English 27

Introduction to the Study of Fiction

Section Semester Instructor Time Location Course Areas
1 Spring 2015 Knox, Marisa Palacios
MWF 2-3 206 Wheeler

Book List

Austen, Jane: Emma; Bronte, Charlotte: Jane Eyre; Shelley, Mary: Frankenstein; Woolf, Virginia: Mrs. Dalloway

Other Readings and Media

A course reader including secondary criticism and short stories by Poe, Hemingway, O'Connor and others. 

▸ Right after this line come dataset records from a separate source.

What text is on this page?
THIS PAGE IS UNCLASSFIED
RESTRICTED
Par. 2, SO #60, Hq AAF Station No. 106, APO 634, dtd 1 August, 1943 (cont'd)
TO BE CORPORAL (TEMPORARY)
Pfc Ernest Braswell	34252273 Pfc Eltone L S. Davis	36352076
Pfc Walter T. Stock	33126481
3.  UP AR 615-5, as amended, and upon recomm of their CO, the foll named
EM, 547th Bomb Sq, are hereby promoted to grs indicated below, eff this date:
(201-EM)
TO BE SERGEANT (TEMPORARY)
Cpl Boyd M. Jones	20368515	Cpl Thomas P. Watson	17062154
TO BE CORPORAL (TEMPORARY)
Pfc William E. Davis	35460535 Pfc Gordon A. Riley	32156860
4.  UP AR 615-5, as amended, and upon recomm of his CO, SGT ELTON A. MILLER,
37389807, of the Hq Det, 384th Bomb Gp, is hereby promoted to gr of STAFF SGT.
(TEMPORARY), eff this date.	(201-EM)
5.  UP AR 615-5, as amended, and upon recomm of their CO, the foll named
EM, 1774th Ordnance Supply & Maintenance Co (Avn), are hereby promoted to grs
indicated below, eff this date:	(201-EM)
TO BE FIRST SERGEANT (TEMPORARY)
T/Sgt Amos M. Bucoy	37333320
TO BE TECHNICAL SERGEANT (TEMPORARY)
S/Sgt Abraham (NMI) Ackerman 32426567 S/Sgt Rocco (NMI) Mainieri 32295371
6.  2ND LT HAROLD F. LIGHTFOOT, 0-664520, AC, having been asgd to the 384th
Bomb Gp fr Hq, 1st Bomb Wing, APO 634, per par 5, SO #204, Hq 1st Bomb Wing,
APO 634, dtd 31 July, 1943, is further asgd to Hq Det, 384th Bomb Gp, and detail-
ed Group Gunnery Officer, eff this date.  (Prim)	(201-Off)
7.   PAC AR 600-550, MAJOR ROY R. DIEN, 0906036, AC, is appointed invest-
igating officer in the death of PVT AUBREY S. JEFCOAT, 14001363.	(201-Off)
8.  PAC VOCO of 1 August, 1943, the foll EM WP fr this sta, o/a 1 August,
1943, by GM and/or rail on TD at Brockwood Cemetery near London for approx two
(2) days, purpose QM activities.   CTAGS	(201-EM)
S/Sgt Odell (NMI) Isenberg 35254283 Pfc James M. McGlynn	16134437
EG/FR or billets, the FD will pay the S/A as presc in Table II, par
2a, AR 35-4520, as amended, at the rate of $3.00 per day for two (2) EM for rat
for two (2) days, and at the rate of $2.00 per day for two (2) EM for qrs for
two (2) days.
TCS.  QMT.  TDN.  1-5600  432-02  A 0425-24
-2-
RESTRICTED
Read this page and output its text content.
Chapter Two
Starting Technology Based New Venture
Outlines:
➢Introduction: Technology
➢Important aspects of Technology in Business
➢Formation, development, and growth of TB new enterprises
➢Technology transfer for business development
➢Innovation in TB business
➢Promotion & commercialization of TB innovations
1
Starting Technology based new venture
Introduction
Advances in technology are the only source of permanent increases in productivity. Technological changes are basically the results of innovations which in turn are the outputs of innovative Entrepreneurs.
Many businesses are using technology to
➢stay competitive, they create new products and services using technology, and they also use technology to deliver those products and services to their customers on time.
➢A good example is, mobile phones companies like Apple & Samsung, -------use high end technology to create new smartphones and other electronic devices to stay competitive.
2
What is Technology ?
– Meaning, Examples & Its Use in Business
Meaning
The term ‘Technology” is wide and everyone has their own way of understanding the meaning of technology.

A 2013 study at the New School for Social Research corroborates the truism that reading literary fiction enhances our ability to understand the emotional states of other people. Even without the blessing of the sciences, it is undeniable that fiction and the “real world” have a mutually influential relationship. This course will approach the question of how to define and analyze fiction and its unique appeal through the field of literary criticism. We will read short stories and novels in a variety of genres and explore the structure of fiction through plot, story, narrative point of view and focalization, setting, character, and discourse. In addition to writing two 5-8 page interpretative papers on the assigned reading, students will participate in an ongoing project of recording their own responses while reading fiction, and experiment with “re-writing” particular fictional passages by altering one of the author’s stylistic choices. 

This will be a reading- and discussion-intensive course designed for prospective majors and transfer students looking to study fiction and learn how to write about it critically.